I didn't fully realize the implications - I just knew it had felt different, but looking back now, I can vividly see that was the turning point.  All those times I thought about not dancing any more? It was because of everyone else and their effect on me.  How they made me feel. But the truth is - we can't dance for anyone else, if we can't dance for ourselves first.

So if you are feeling exhausted, if you're not sure if you should keep dancing, if you're wondering how to rekindle that flame - clear away the debris.  Clear away everyone else's obligations and expectations.  Reconnect with that part of you that first fell in love with the dance.  Listen to the music and let your body move without questioning it.  Just let it move.  Let your spirit flow and open up and just enjoy how it feels.  Don't think, don't choreograph, don't question, don't critique.  Just be a body discovering the music and open up.
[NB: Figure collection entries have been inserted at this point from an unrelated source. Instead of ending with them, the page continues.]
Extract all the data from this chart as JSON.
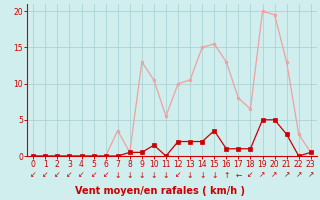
{
  "x": [
    0,
    1,
    2,
    3,
    4,
    5,
    6,
    7,
    8,
    9,
    10,
    11,
    12,
    13,
    14,
    15,
    16,
    17,
    18,
    19,
    20,
    21,
    22,
    23
  ],
  "rafales": [
    0,
    0,
    0,
    0,
    0,
    0,
    0,
    3.5,
    0.5,
    13,
    10.5,
    5.5,
    10,
    10.5,
    15,
    15.5,
    13,
    8,
    6.5,
    20,
    19.5,
    13,
    3,
    0.5
  ],
  "moyen": [
    0,
    0,
    0,
    0,
    0,
    0,
    0,
    0,
    0.5,
    0.5,
    1.5,
    0,
    2,
    2,
    2,
    3.5,
    1,
    1,
    1,
    5,
    5,
    3,
    0,
    0.5
  ],
  "color_rafales": "#f0a0a0",
  "color_moyen": "#cc0000",
  "bg_color": "#d0eeee",
  "grid_color": "#aad4d4",
  "xlabel": "Vent moyen/en rafales ( km/h )",
  "ylim": [
    0,
    21
  ],
  "xlim": [
    -0.5,
    23.5
  ],
  "yticks": [
    0,
    5,
    10,
    15,
    20
  ],
  "xticks": [
    0,
    1,
    2,
    3,
    4,
    5,
    6,
    7,
    8,
    9,
    10,
    11,
    12,
    13,
    14,
    15,
    16,
    17,
    18,
    19,
    20,
    21,
    22,
    23
  ],
  "axis_color": "#cc0000",
  "tick_color": "#cc0000",
  "label_fontsize": 7,
  "tick_fontsize": 5.5,
  "directions": [
    "↙",
    "↙",
    "↙",
    "↙",
    "↙",
    "↙",
    "↙",
    "↓",
    "↓",
    "↓",
    "↓",
    "↓",
    "↙",
    "↓",
    "↓",
    "↓",
    "↑",
    "←",
    "↙",
    "↗",
    "↗",
    "↗",
    "↗",
    "↗"
  ]
}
Go ahead, dance for you.  You don't need my permission or anyone else's to do it - just your own. You will feel the difference.

Live. Love. Dance.

*Description of "Journey to the Underworld" workshop: "When was the last time you broke down your own facades and explored the truth of what lays bare underneath? Are you brave enough to look and become stronger as a dancer for it? Being a part of the bellydance community for any length of time affects us in so many ways, many below the surface that can influence how we look and feel about ourselves and others. In this dynamic and unusual workshop, we will explore through exercises and movement combinations the mythic concept of the Descent and Encounter in Mediterranean, Middle Eastern, and Indian cultures. This is a safe and supportive opportunity to challenge yourself mentally and physically, while discovering who you are or wish to be as a dancer. Warning: This is not a "woo-woo" or "new-agey" class, but it will ask you to push your boundaries."